Shares of Unisys Corp. (NYSE: UIS) are trading up 8% today after capitulating to activist investor MMI Investments, LLP, which is one of the largest shareholders of Unisys. Unisys has delayed its annual meeting to July 24 to allow it more time to “explore certain portfolio rationalization and other actions that may enhance shareholder value” with its investment banker Bear Stearns.
If this sounds familiar at 247WallSt.com, it is because this was listed as one of “turnarounds that hasn’t turned around” recently. In the we noted: “When you backdate the news and look at the history of the company you’d think that the turn may have already started. But shares are barely above 52-week lows and are barely off of multi-year lows too.”
MMI was one of the reasons we named Brinks (NYSE: BCO) to our Special Situations newsletter, and is also part of the reason we have not wanted to close out that position to lock in would-be profits. You can look at their last proxy filing to see how involved MMI can get.
MMI sent a shareholder letter in early January to urge its review of alternatives, and part of that encouragement included its government services business.
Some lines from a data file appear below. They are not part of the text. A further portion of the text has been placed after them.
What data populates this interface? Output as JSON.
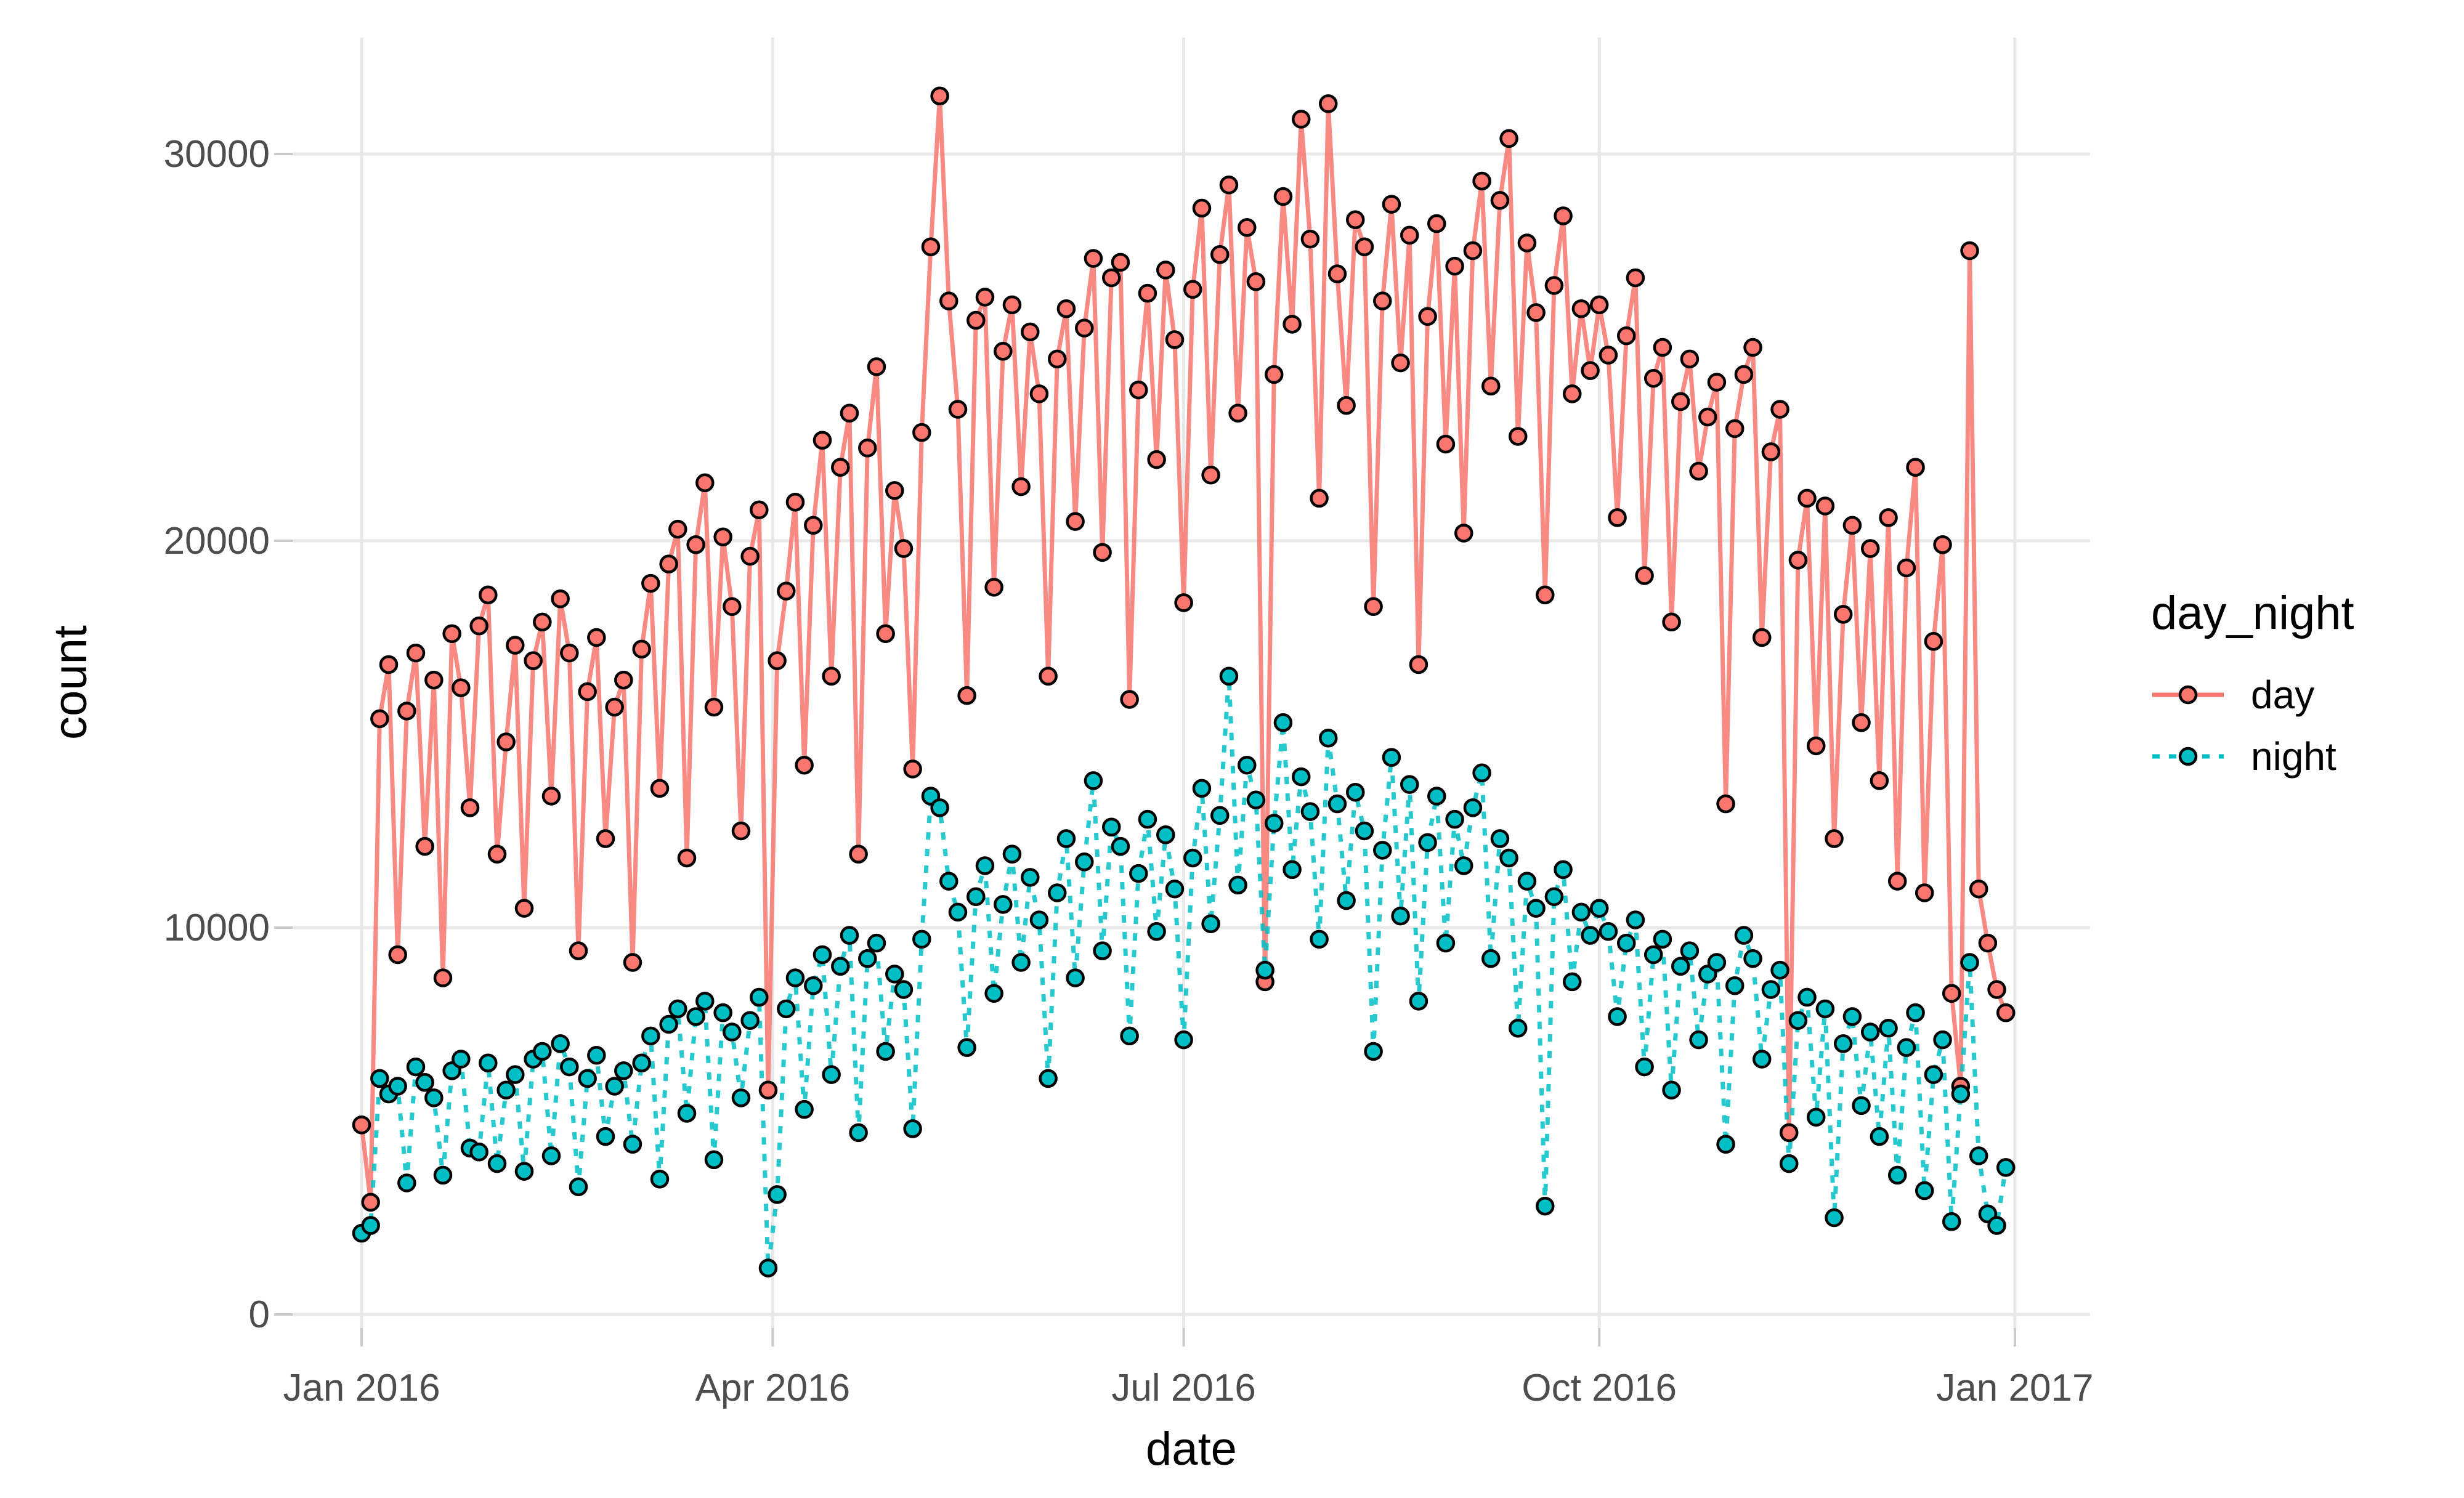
{
  "chart_data": {
    "type": "line",
    "xlabel": "date",
    "ylabel": "count",
    "legend_title": "day_night",
    "legend_position": "right",
    "grid": "major-only",
    "background": "#FFFFFF",
    "gridline_color": "#E8E8E8",
    "tick_mark_color": "#C9C9C9",
    "tick_label_color": "#4D4D4D",
    "axis_title_color": "#000000",
    "point_outline": "#000000",
    "x_unit": "days since 2016-01-01",
    "sampling": "daily series approximated at 2-day intervals; values estimated from pixels",
    "x_ticks": [
      {
        "label": "Jan 2016",
        "day": 0
      },
      {
        "label": "Apr 2016",
        "day": 91
      },
      {
        "label": "Jul 2016",
        "day": 182
      },
      {
        "label": "Oct 2016",
        "day": 274
      },
      {
        "label": "Jan 2017",
        "day": 366
      }
    ],
    "y_ticks": [
      {
        "label": "0",
        "value": 0
      },
      {
        "label": "10000",
        "value": 10000
      },
      {
        "label": "20000",
        "value": 20000
      },
      {
        "label": "30000",
        "value": 30000
      }
    ],
    "ylim": [
      -350,
      33000
    ],
    "xlim_days": [
      -15,
      384
    ],
    "days": [
      0,
      2,
      4,
      6,
      8,
      10,
      12,
      14,
      16,
      18,
      20,
      22,
      24,
      26,
      28,
      30,
      32,
      34,
      36,
      38,
      40,
      42,
      44,
      46,
      48,
      50,
      52,
      54,
      56,
      58,
      60,
      62,
      64,
      66,
      68,
      70,
      72,
      74,
      76,
      78,
      80,
      82,
      84,
      86,
      88,
      90,
      92,
      94,
      96,
      98,
      100,
      102,
      104,
      106,
      108,
      110,
      112,
      114,
      116,
      118,
      120,
      122,
      124,
      126,
      128,
      130,
      132,
      134,
      136,
      138,
      140,
      142,
      144,
      146,
      148,
      150,
      152,
      154,
      156,
      158,
      160,
      162,
      164,
      166,
      168,
      170,
      172,
      174,
      176,
      178,
      180,
      182,
      184,
      186,
      188,
      190,
      192,
      194,
      196,
      198,
      200,
      202,
      204,
      206,
      208,
      210,
      212,
      214,
      216,
      218,
      220,
      222,
      224,
      226,
      228,
      230,
      232,
      234,
      236,
      238,
      240,
      242,
      244,
      246,
      248,
      250,
      252,
      254,
      256,
      258,
      260,
      262,
      264,
      266,
      268,
      270,
      272,
      274,
      276,
      278,
      280,
      282,
      284,
      286,
      288,
      290,
      292,
      294,
      296,
      298,
      300,
      302,
      304,
      306,
      308,
      310,
      312,
      314,
      316,
      318,
      320,
      322,
      324,
      326,
      328,
      330,
      332,
      334,
      336,
      338,
      340,
      342,
      344,
      346,
      348,
      350,
      352,
      354,
      356,
      358,
      360,
      362,
      364
    ],
    "series": [
      {
        "name": "day",
        "color": "#F8766D",
        "linetype": "solid",
        "values": [
          4900,
          2900,
          15400,
          16800,
          9300,
          15600,
          17100,
          12100,
          16400,
          8700,
          17600,
          16200,
          13100,
          17800,
          18600,
          11900,
          14800,
          17300,
          10500,
          16900,
          17900,
          13400,
          18500,
          17100,
          9400,
          16100,
          17500,
          12300,
          15700,
          16400,
          9100,
          17200,
          18900,
          13600,
          19400,
          20300,
          11800,
          19900,
          21500,
          15700,
          20100,
          18300,
          12500,
          19600,
          20800,
          5800,
          16900,
          18700,
          21000,
          14200,
          20400,
          22600,
          16500,
          21900,
          23300,
          11900,
          22400,
          24500,
          17600,
          21300,
          19800,
          14100,
          22800,
          27600,
          31500,
          26200,
          23400,
          16000,
          25700,
          26300,
          18800,
          24900,
          26100,
          21400,
          25400,
          23800,
          16500,
          24700,
          26000,
          20500,
          25500,
          27300,
          19700,
          26800,
          27200,
          15900,
          23900,
          26400,
          22100,
          27000,
          25200,
          18400,
          26500,
          28600,
          21700,
          27400,
          29200,
          23300,
          28100,
          26700,
          8600,
          24300,
          28900,
          25600,
          30900,
          27800,
          21100,
          31300,
          26900,
          23500,
          28300,
          27600,
          18300,
          26200,
          28700,
          24600,
          27900,
          16800,
          25800,
          28200,
          22500,
          27100,
          20200,
          27500,
          29300,
          24000,
          28800,
          30400,
          22700,
          27700,
          25900,
          18600,
          26600,
          28400,
          23800,
          26000,
          24400,
          26100,
          24800,
          20600,
          25300,
          26800,
          19100,
          24200,
          25000,
          17900,
          23600,
          24700,
          21800,
          23200,
          24100,
          13200,
          22900,
          24300,
          25000,
          17500,
          22300,
          23400,
          4700,
          19500,
          21100,
          14700,
          20900,
          12300,
          18100,
          20400,
          15300,
          19800,
          13800,
          20600,
          11200,
          19300,
          21900,
          10900,
          17400,
          19900,
          8300,
          5900,
          27500,
          11000,
          9600,
          8400,
          7800
        ]
      },
      {
        "name": "night",
        "color": "#00BFC4",
        "linetype": "dashed",
        "values": [
          2100,
          2300,
          6100,
          5700,
          5900,
          3400,
          6400,
          6000,
          5600,
          3600,
          6300,
          6600,
          4300,
          4200,
          6500,
          3900,
          5800,
          6200,
          3700,
          6600,
          6800,
          4100,
          7000,
          6400,
          3300,
          6100,
          6700,
          4600,
          5900,
          6300,
          4400,
          6500,
          7200,
          3500,
          7500,
          7900,
          5200,
          7700,
          8100,
          4000,
          7800,
          7300,
          5600,
          7600,
          8200,
          1200,
          3100,
          7900,
          8700,
          5300,
          8500,
          9300,
          6200,
          9000,
          9800,
          4700,
          9200,
          9600,
          6800,
          8800,
          8400,
          4800,
          9700,
          13400,
          13100,
          11200,
          10400,
          6900,
          10800,
          11600,
          8300,
          10600,
          11900,
          9100,
          11300,
          10200,
          6100,
          10900,
          12300,
          8700,
          11700,
          13800,
          9400,
          12600,
          12100,
          7200,
          11400,
          12800,
          9900,
          12400,
          11000,
          7100,
          11800,
          13600,
          10100,
          12900,
          16500,
          11100,
          14200,
          13300,
          8900,
          12700,
          15300,
          11500,
          13900,
          13000,
          9700,
          14900,
          13200,
          10700,
          13500,
          12500,
          6800,
          12000,
          14400,
          10300,
          13700,
          8100,
          12200,
          13400,
          9600,
          12800,
          11600,
          13100,
          14000,
          9200,
          12300,
          11800,
          7400,
          11200,
          10500,
          2800,
          10800,
          11500,
          8600,
          10400,
          9800,
          10500,
          9900,
          7700,
          9600,
          10200,
          6400,
          9300,
          9700,
          5800,
          9000,
          9400,
          7100,
          8800,
          9100,
          4400,
          8500,
          9800,
          9200,
          6600,
          8400,
          8900,
          3900,
          7600,
          8200,
          5100,
          7900,
          2500,
          7000,
          7700,
          5400,
          7300,
          4600,
          7400,
          3600,
          6900,
          7800,
          3200,
          6200,
          7100,
          2400,
          5700,
          9100,
          4100,
          2600,
          2300,
          3800
        ]
      }
    ]
  }
}
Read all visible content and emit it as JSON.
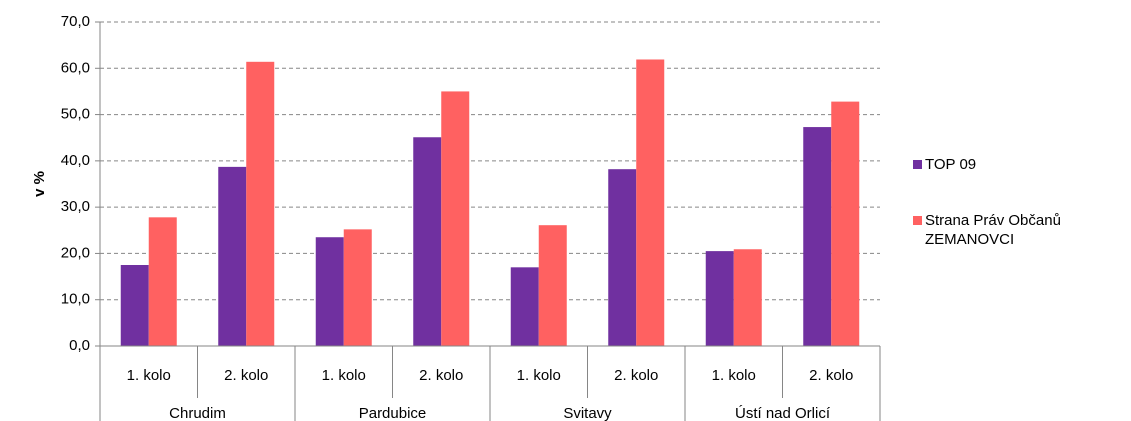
{
  "chart_data": {
    "type": "bar",
    "ylabel": "v %",
    "categories": [
      "1. kolo",
      "2. kolo",
      "1. kolo",
      "2. kolo",
      "1. kolo",
      "2. kolo",
      "1. kolo",
      "2. kolo"
    ],
    "groups": [
      "Chrudim",
      "Pardubice",
      "Svitavy",
      "Ústí nad Orlicí"
    ],
    "series": [
      {
        "name": "TOP 09",
        "color": "#7030a0",
        "values": [
          17.5,
          38.7,
          23.5,
          45.1,
          17.0,
          38.2,
          20.5,
          47.3
        ]
      },
      {
        "name": "Strana Práv Občanů ZEMANOVCI",
        "color": "#ff6161",
        "values": [
          27.8,
          61.4,
          25.2,
          55.0,
          26.1,
          61.9,
          20.9,
          52.8
        ]
      }
    ],
    "ylim": [
      0,
      70
    ],
    "yticks": [
      {
        "value": 0,
        "label": "0,0"
      },
      {
        "value": 10,
        "label": "10,0"
      },
      {
        "value": 20,
        "label": "20,0"
      },
      {
        "value": 30,
        "label": "30,0"
      },
      {
        "value": 40,
        "label": "40,0"
      },
      {
        "value": 50,
        "label": "50,0"
      },
      {
        "value": 60,
        "label": "60,0"
      },
      {
        "value": 70,
        "label": "70,0"
      }
    ],
    "grid": true
  }
}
We are not actually under the belief that a mega-premium buyout is in the cards for Unisys. We are not overly encouraged by an already-leveraged balance sheet that is too heavy in goodwill and intangible assets. But we do believe that the company can continue to make cuts as needed and can streamline certain operations that are not contributing to the bottom line. The company is still underperforming compared to analyst estimates, but it has at least come back to ‘quarterly profitability’ and that is at least a start.
Those of you who trade turnarounds will want to keep this one on your watch lists. It may be a long slow road, but it looks like the car is at least out of the shop even if it isn’t on the road yet.